What’s The Difference Between High Impedance and Low Impedance Fuel Injectors?

If you're shopping for replacement fuel injectors, you've probably noticed that there are two types of impedance ratings - high-impedance and low-impedance. The fuel injector's impedance relates to the electric current used - i.e. the amperage and resistance used by the injector to deliver fuel to the combustion chambers.

Most OEM engines use high-impedance fuel injectors, but it's important to know the difference. Using the wrong kind of fuel injectors will lead to performance issues and could cause problems with your vehicle's ECU and other engine management electronics.

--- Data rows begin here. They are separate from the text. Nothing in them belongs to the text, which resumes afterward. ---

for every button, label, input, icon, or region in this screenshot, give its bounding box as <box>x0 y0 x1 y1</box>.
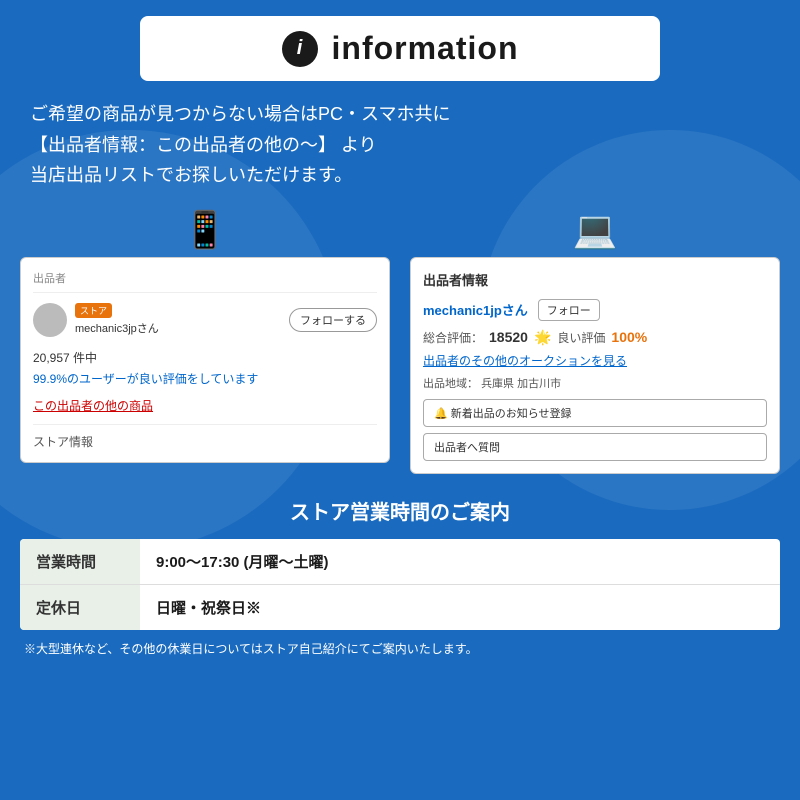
description-line2: 【出品者情報：この出品者の他の〜】 より <box>30 130 770 161</box>
pc-rating-count: 18520 <box>489 329 528 345</box>
other-items-link-mobile[interactable]: この出品者の他の商品 <box>33 397 377 414</box>
pc-good-pct: 100% <box>611 329 647 345</box>
mobile-screenshot-wrapper: 📱 出品者 ストア mechanic3jpさん フォローする 20,957 件中… <box>20 209 390 474</box>
hours-row-holiday: 定休日 日曜・祝祭日※ <box>20 585 780 630</box>
rating-count-mobile: 20,957 件中 <box>33 349 377 366</box>
pc-good-rating-label: 良い評価 <box>557 329 605 346</box>
pc-question-button[interactable]: 出品者へ質問 <box>423 433 767 461</box>
hours-value-holiday: 日曜・祝祭日※ <box>140 585 277 630</box>
pc-rating-label: 総合評価： <box>423 329 483 346</box>
pc-follow-button[interactable]: フォロー <box>538 299 600 321</box>
avatar-mobile <box>33 303 67 337</box>
store-badge: ストア <box>75 303 112 318</box>
hours-label-holiday: 定休日 <box>20 585 140 630</box>
pc-section-title: 出品者情報 <box>423 270 767 289</box>
follow-button-mobile[interactable]: フォローする <box>289 308 377 332</box>
pc-notify-button[interactable]: 🔔 新着出品のお知らせ登録 <box>423 399 767 427</box>
info-icon: i <box>282 31 318 67</box>
description-block: ご希望の商品が見つからない場合はPC・スマホ共に 【出品者情報：この出品者の他の… <box>20 99 780 191</box>
description-line3: 当店出品リストでお探しいただけます。 <box>30 160 770 191</box>
seller-name-mobile: mechanic3jpさん <box>75 320 159 336</box>
pc-screenshot: 出品者情報 mechanic1jpさん フォロー 総合評価： 18520 🌟 良… <box>410 257 780 474</box>
store-info-label-mobile: ストア情報 <box>33 424 377 450</box>
pc-location: 出品地域： 兵庫県 加古川市 <box>423 375 767 391</box>
footer-note: ※大型連休など、その他の休業日についてはストア自己紹介にてご案内いたします。 <box>20 640 780 657</box>
pc-screenshot-wrapper: 💻 出品者情報 mechanic1jpさん フォロー 総合評価： 18520 🌟… <box>410 209 780 474</box>
seller-label-mobile: 出品者 <box>33 270 377 293</box>
screenshots-row: 📱 出品者 ストア mechanic3jpさん フォローする 20,957 件中… <box>20 209 780 474</box>
pc-seller-name: mechanic1jpさん <box>423 300 528 319</box>
rating-text-mobile: 99.9%のユーザーが良い評価をしています <box>33 370 377 387</box>
computer-icon: 💻 <box>573 209 618 251</box>
description-line1: ご希望の商品が見つからない場合はPC・スマホ共に <box>30 99 770 130</box>
hours-label-business: 営業時間 <box>20 539 140 584</box>
store-hours-title: ストア営業時間のご案内 <box>20 496 780 525</box>
mobile-screenshot: 出品者 ストア mechanic3jpさん フォローする 20,957 件中 9… <box>20 257 390 463</box>
info-title: information <box>332 30 519 67</box>
hours-value-business: 9:00〜17:30 (月曜〜土曜) <box>140 539 345 584</box>
hours-table: 営業時間 9:00〜17:30 (月曜〜土曜) 定休日 日曜・祝祭日※ <box>20 539 780 630</box>
hours-row-business: 営業時間 9:00〜17:30 (月曜〜土曜) <box>20 539 780 585</box>
info-header-box: i information <box>140 16 660 81</box>
pc-auction-link[interactable]: 出品者のその他のオークションを見る <box>423 352 767 369</box>
smartphone-icon: 📱 <box>183 209 228 251</box>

With that in mind, let's look at the differences in fuel injector impedance and its application.

High Impedance Fuel Injectors

High-impedance injectors use a low-amp current with an impedance of 10.9 to 16.8 ohms. The low-amp current keeps the injector cooler making it more reliable, improving the longevity of the injector and your engine's electronics. Most cars use high-impedance injectors for these reasons and they are the most common type of injector on cars made today.

Low Impedance Fuel Injectors

Also called peak-and-hold injectors, low-impedance injectors receive a more powerful electrical signal with a lower impedance of 2.3 to 4.5 ohms. This type of injector runs hotter but is more responsive, opening and closing quicker than a high-impedance fuel injector. Low-impedance fuel injectors were more common in the 1980s and 1990s. They were used predominantly on turbocharged cars of those eras, but are still used today in some aftermarket and race engines.

Which Is Better?

The answer to which type of fuel injector is better depends on the application. Just about every production vehicle made in the past 25 years uses high-impedance fuel injectors as OEM equipment because of their reliability and longevity. Any benefit to switching to low-impedance fuel injectors would be extremely minimal and not worth the cost or effort.

Where low-impedance fuel injectors have an advantage is in race engines or any application where higher fuel demands are required for performance. However, there is more to it than just adding low-impedance fuel injectors. You also have to make sure your ECU and ignition system can handle the electrical load and additional heat generated by that load. If not, you will eventually fry your electronics due to the additional current and heat buildup.